Just days after protesting election fraud in the first round of Serbia’s presidential and parliamentary elections two weeks ago, Tomislav Nikolić of the right-wing Serbian Progressive Party (Српска напредна странка / SNS) has won the Serbian presidential runoff today, ousting incumbent Boris Tadić of the center-left / progressive Democratic Party (Демократска странка / DS), who has been Serbia’s president since 2004 and who was seeking a third term on Sunday.
Preliminary results gave Nikolić around 49.7% of today’s vote, to just 47.1 for Tadić — if the result holds up and Nikolić becomes president, it will be the first transfer of the Serbian presidency from one party to another party in Serbia since the fall of Slobodan Milošević in 2000 — in many ways, the 2012 election was Serbia’s first ‘normal’ post-Milošević election, in which the campaign revolved not around foreign policy and the ghosts of Serbia’s past, but rather focused on Serbia’s sagging economy, the falling value of the dinar, Serbia’s currency, and unemployment rates nearing a continent-high of 25%.
In the first round on May 6, Tadić finished with 25.31%, followed closely by Nikolić with 25.03%. In each of the past two presidential elections, Nikolić had lost to Tadić, and Tadić seemed likely to triumph again today. Nikolić had also contested earlier presidential elections in 2000 and in 2003.
Nikolić’s SNS had won the greatest number of seats in Serbia’s parliament on May 6, but look to remain in the opposition after Tadić’s DS has made a preliminary agreement to form a coalition with the third-place leftist/nationalist Socialist Party of Serbia (Социјалистичка партија Србије / SPS.
So what can Serbia expect with longtime opposition figure Nikolić as its new president?
Given that the DS will now still largely control domestic policymaking in Serbia, and given the endorsement of Tadić by several other Serbian party leaders, including the SPS’s Ivica Dačić, it had seemed that the momentum was with Tadić, if just narrowly.
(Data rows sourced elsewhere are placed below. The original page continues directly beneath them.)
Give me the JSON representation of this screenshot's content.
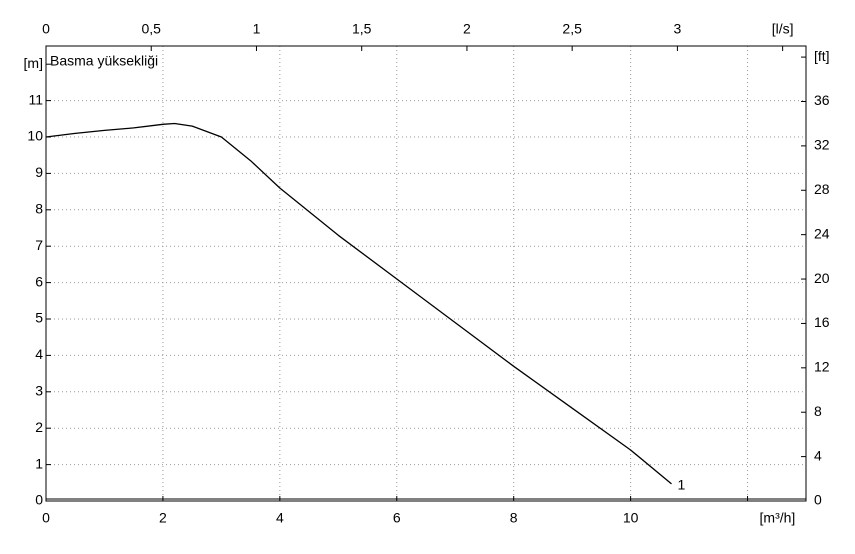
{
  "chart_data": {
    "type": "line",
    "title": "Basma yüksekliği",
    "x": [
      0,
      0.5,
      1,
      1.5,
      2,
      2.2,
      2.5,
      3,
      3.5,
      4,
      5,
      6,
      7,
      8,
      9,
      10,
      10.7
    ],
    "series": [
      {
        "name": "1",
        "color": "#000000",
        "values": [
          10.0,
          10.1,
          10.18,
          10.25,
          10.35,
          10.37,
          10.3,
          10.0,
          9.35,
          8.6,
          7.3,
          6.1,
          4.9,
          3.7,
          2.55,
          1.4,
          0.47
        ]
      }
    ],
    "xlim": [
      0,
      13
    ],
    "xticks": [
      0,
      2,
      4,
      6,
      8,
      10,
      {
        "value": 12,
        "label": "[m³/h]"
      }
    ],
    "x2lim": [
      0,
      3.611
    ],
    "x2ticks": [
      0,
      {
        "value": 0.5,
        "label": "0,5"
      },
      1,
      {
        "value": 1.5,
        "label": "1,5"
      },
      2,
      {
        "value": 2.5,
        "label": "2,5"
      },
      3,
      {
        "value": 3.5,
        "label": "[l/s]"
      }
    ],
    "ylim": [
      0,
      12.5
    ],
    "yticks": [
      0,
      1,
      2,
      3,
      4,
      5,
      6,
      7,
      8,
      9,
      10,
      11,
      {
        "value": 12,
        "label": "[m]"
      }
    ],
    "y2lim": [
      0,
      41.0
    ],
    "y2ticks": [
      0,
      4,
      8,
      12,
      16,
      20,
      24,
      28,
      32,
      36,
      {
        "value": 40,
        "label": "[ft]"
      }
    ],
    "grid": true
  }
}
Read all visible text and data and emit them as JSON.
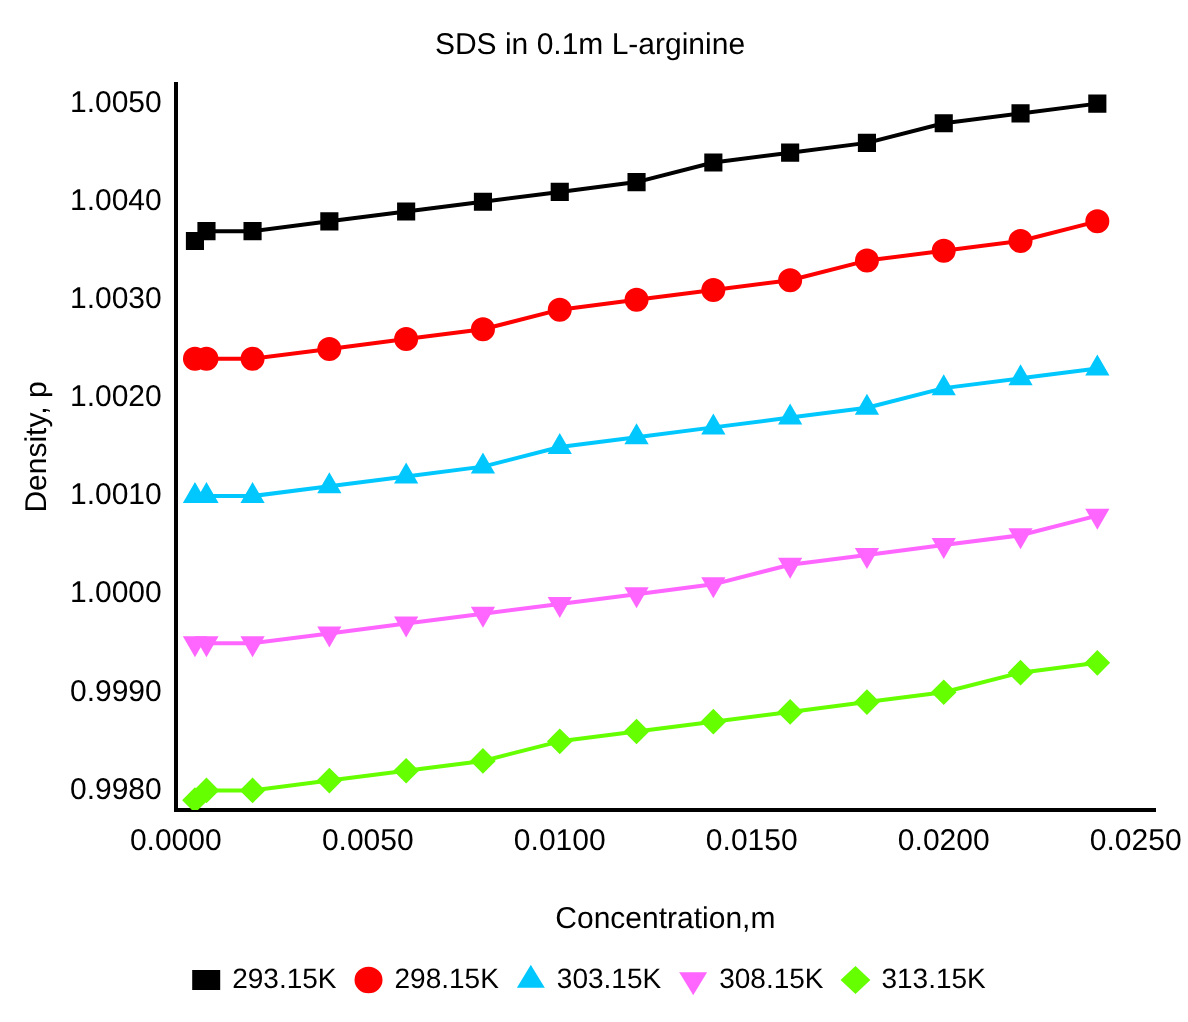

On Europe, Nikolić has spent much of his campaign convincing voters that is really, truly pro-Europe, despite a career in which Serbia’s new president has often seemed more comfortable looking to the east rather than to the west. Although the DS has steered Serbia toward a very pro-European course — Serbia became an official candidate for European Union membership just in March 2012 — both the SNS and the even more nationalist SPS (the SPS was once Milošević’s party) have pledged not to pull Serbia off its course for EU membership.